Twitter was established in 2006 and is daily used by people all over the world through modern technology like smartphones, tablets, and computers, all of which are relatively new electronic devices connected to the Internet. We wanted to change that. At least the part about relatively new devices.
Typewriters have been around for ages. Mechanical, handcrafted, vintage, marvelous pieces of metal, which prints one character with each keypress by making ink impressions onto paper.
People seeing an old typewriter for the first time seem to really enjoy it, and immediately start typing away. There is something pleasant about the whole mechanical and robust experience. At least for a short period of time, before it starts getting tiresome. Say, around 140 characters?
We wanted to give our older brother an extraordinary birthday gift for his 30th birthday. All three of us have always been geeks and interested in technology. We love unusual projects solved in weird ways; and when you add wires, microcontrollers, and old fashioned hardware, it becomes something special. So, we decided to buy a vintage typewriter, attach some wires and a microcontroller, setup a Twitter account, and turn it into a tweeting typewriter.
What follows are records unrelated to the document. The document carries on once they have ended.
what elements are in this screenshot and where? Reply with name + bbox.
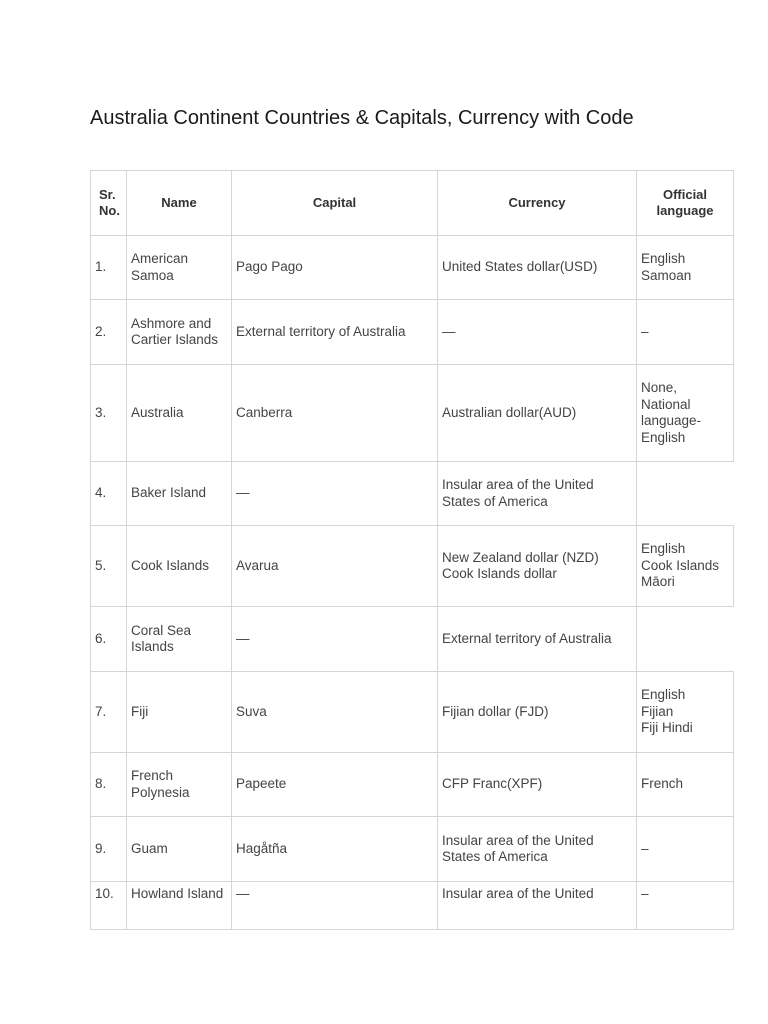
cell-capital: Canberra	[232, 365, 438, 462]
cell-sr: 6.	[91, 607, 127, 672]
cell-language: –	[637, 300, 734, 365]
cell-name: Australia	[127, 365, 232, 462]
cell-capital: Papeete	[232, 753, 438, 817]
cell-language: None, National language- English	[637, 365, 734, 462]
cell-language: English Samoan	[637, 236, 734, 300]
header-language: Official language	[637, 171, 734, 236]
table-row	[91, 236, 734, 300]
cell-language: English Cook Islands Māori	[637, 526, 734, 607]
table-row	[91, 882, 734, 930]
cell-currency: CFP Franc(XPF)	[438, 753, 637, 817]
table-row	[91, 753, 734, 817]
table-row	[91, 300, 734, 365]
cell-name: Guam	[127, 817, 232, 882]
table-header-row	[91, 171, 734, 236]
cell-sr: 2.	[91, 300, 127, 365]
cell-sr: 4.	[91, 462, 127, 526]
cell-language	[637, 607, 734, 672]
cell-language: French	[637, 753, 734, 817]
cell-currency: —	[438, 300, 637, 365]
cell-language: –	[637, 882, 734, 930]
cell-currency: United States dollar(USD)	[438, 236, 637, 300]
cell-capital: —	[232, 882, 438, 930]
table-row	[91, 607, 734, 672]
table-row	[91, 672, 734, 753]
header-currency: Currency	[438, 171, 637, 236]
cell-name: Cook Islands	[127, 526, 232, 607]
header-capital: Capital	[232, 171, 438, 236]
cell-sr: 1.	[91, 236, 127, 300]
cell-currency: Australian dollar(AUD)	[438, 365, 637, 462]
table-row	[91, 462, 734, 526]
cell-sr: 8.	[91, 753, 127, 817]
cell-name: American Samoa	[127, 236, 232, 300]
cell-capital: —	[232, 607, 438, 672]
cell-name: Howland Island	[127, 882, 232, 930]
cell-language: –	[637, 817, 734, 882]
cell-sr: 5.	[91, 526, 127, 607]
cell-sr: 10.	[91, 882, 127, 930]
cell-language	[637, 462, 734, 526]
header-name: Name	[127, 171, 232, 236]
table-row	[91, 365, 734, 462]
cell-currency: New Zealand dollar (NZD) Cook Islands dollar	[438, 526, 637, 607]
cell-currency: Insular area of the United States of America	[438, 817, 637, 882]
cell-currency: Insular area of the United	[438, 882, 637, 930]
cell-capital: —	[232, 462, 438, 526]
table-row	[91, 817, 734, 882]
cell-capital: Suva	[232, 672, 438, 753]
cell-name: French Polynesia	[127, 753, 232, 817]
countries-table	[90, 170, 734, 930]
cell-name: Baker Island	[127, 462, 232, 526]
cell-capital: Hagåtña	[232, 817, 438, 882]
cell-name: Ashmore and Cartier Islands	[127, 300, 232, 365]
header-sr-no: Sr. No.	[91, 171, 127, 236]
page-title: Australia Continent Countries & Capitals, Currency with Code	[90, 107, 634, 129]
cell-currency: Fijian dollar (FJD)	[438, 672, 637, 753]
cell-sr: 3.	[91, 365, 127, 462]
cell-capital: External territory of Australia	[232, 300, 438, 365]
cell-name: Coral Sea Islands	[127, 607, 232, 672]
cell-name: Fiji	[127, 672, 232, 753]
cell-sr: 7.	[91, 672, 127, 753]
cell-capital: Pago Pago	[232, 236, 438, 300]
cell-sr: 9.	[91, 817, 127, 882]
cell-capital: Avarua	[232, 526, 438, 607]
cell-language: English Fijian Fiji Hindi	[637, 672, 734, 753]
cell-currency: External territory of Australia	[438, 607, 637, 672]
cell-currency: Insular area of the United States of America	[438, 462, 637, 526]
table-row	[91, 526, 734, 607]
Namely the @kvitremaskin.
Time required: A weekend
Step 1: Finding a typewriter
Go online, drive to the nearest antique shop, or ask your grandparents for a vintage typewriter. We went online and bought a Sumitronic 30 from 1970 for around 30 bucks.
Step 2: Add missing keys
Typewriters vary in the keys available. The typewriter we bought missed several, for instance hashtag and exclamation point. Luckily, missing or desired keys are easily created by printing them on photo paper. Find a key on the typewriter that you don’t need, cut the printed symbol to match the size of the key, and glue the newly created key symbol on top. You will obviously not get the correct feedback on the actual paper when typing, but the posted tweet will contain your new character.
Step 3: Wires and soldering
The typewriter is a heavy bulk of mechanical construction. Each key is connected to its own mechanical arm that transfers ink onto paper, through a ribbon, when the key is pressed with sufficient strength. To retrieve each keystroke you need one wire per key. We soldered a thicker wire (1.5mm) to each end of a thin and flexible wire (0.08mm) to make it a bit more solid. People tend to type very hard on old typewriters, so make sure the wires can take a hit.
Cut the 1.5mm wire into 5cm lengths, one for each key on your typewriter. Use the wire stripper and pliers to form these into short hooks in one end, and solder the other end to the 0.08mm wire. It is possible to only use 1.5mm wires, but considering the space between each key and available room inside the typewriter we recommend using 0.08mm wires with 1.5mm wire attached to the ends.
Step 4: Superglue
After forming and soldering all the wires you need, it’s time to start gluing them onto the typewriter. Apply superglue to the insulation and attach it to the mechanical arm using a tweezer. Make sure the hooks have about the same height, making it easier to hit the wire above later on.
Step 5: Elastic band
Mount an elastic band just above the attached wires. The flexible band will allow the user to use the keys as on a regular typewriter, and at the same time allowing the wires to come in contact. This makes it possible both writing on the physical paper as well as receiving all keystrokes electronically. Attach five separate cables, hereby referred to as bars, onto the elastic band. This is done by passing the wire through the holes that already exist in the band. Every time a key is pressed, the wire glued to its arm is lifted. Make sure these wires hit one of the bars on the elastic band. Also, distribute the glued wires evenly among the five bars. We had 50 keys on our typewriter, resulting in 10 keys per bar.
Step 6: Distinguish the keys
Take one wire from each bar, and solder them together into one bundle. In our case, this resulted in ten bundles with five wires each. Make sure the wires in a bundle link to each bar only once, as they will be connected to the same input on the microcontroller. Otherwise you won’t be able to distinguish between their inputs. Also, take note as to which key goes to which bar, in order to translate GPIO input to keystrokes. It might be worth taping together the wires in each bundle to avoid a mess inside the machine.
Step 7: Microcontroller
The Particle Photon with its built-in WiFi module and small size was perfect for this project. Follow the setup guide as described on their webpage. Once connected to the Internet it can be programmed through their cloud service. The Photon has 18 mixed-signal GPIO. Typewriters typically have around 50 different keys. In order to detect all keystrokes, alternate between each bar to retrieve which keys are being read. By toggling which bar is defined as active you should be able to read all keystrokes, one bar at the time. Attach all the wires to the Particle Photon according to the circuit diagram. Then, download our sample code from GitHub and follow the last instructions there. Pull requests are very welcome!
Step 8: LED light
It can be hard to tell the state of a microcontroller without an interface. By installing a RGB LED you can reveal the internal state of the Particle Photon. Blue light means that it is powered on and connected to the Internet. Green light indicates that it receives user input. Red light lets you know that something is wrong.
Step 9: Assembling
Power the machine up and start typing your own tweets from an old typewriter!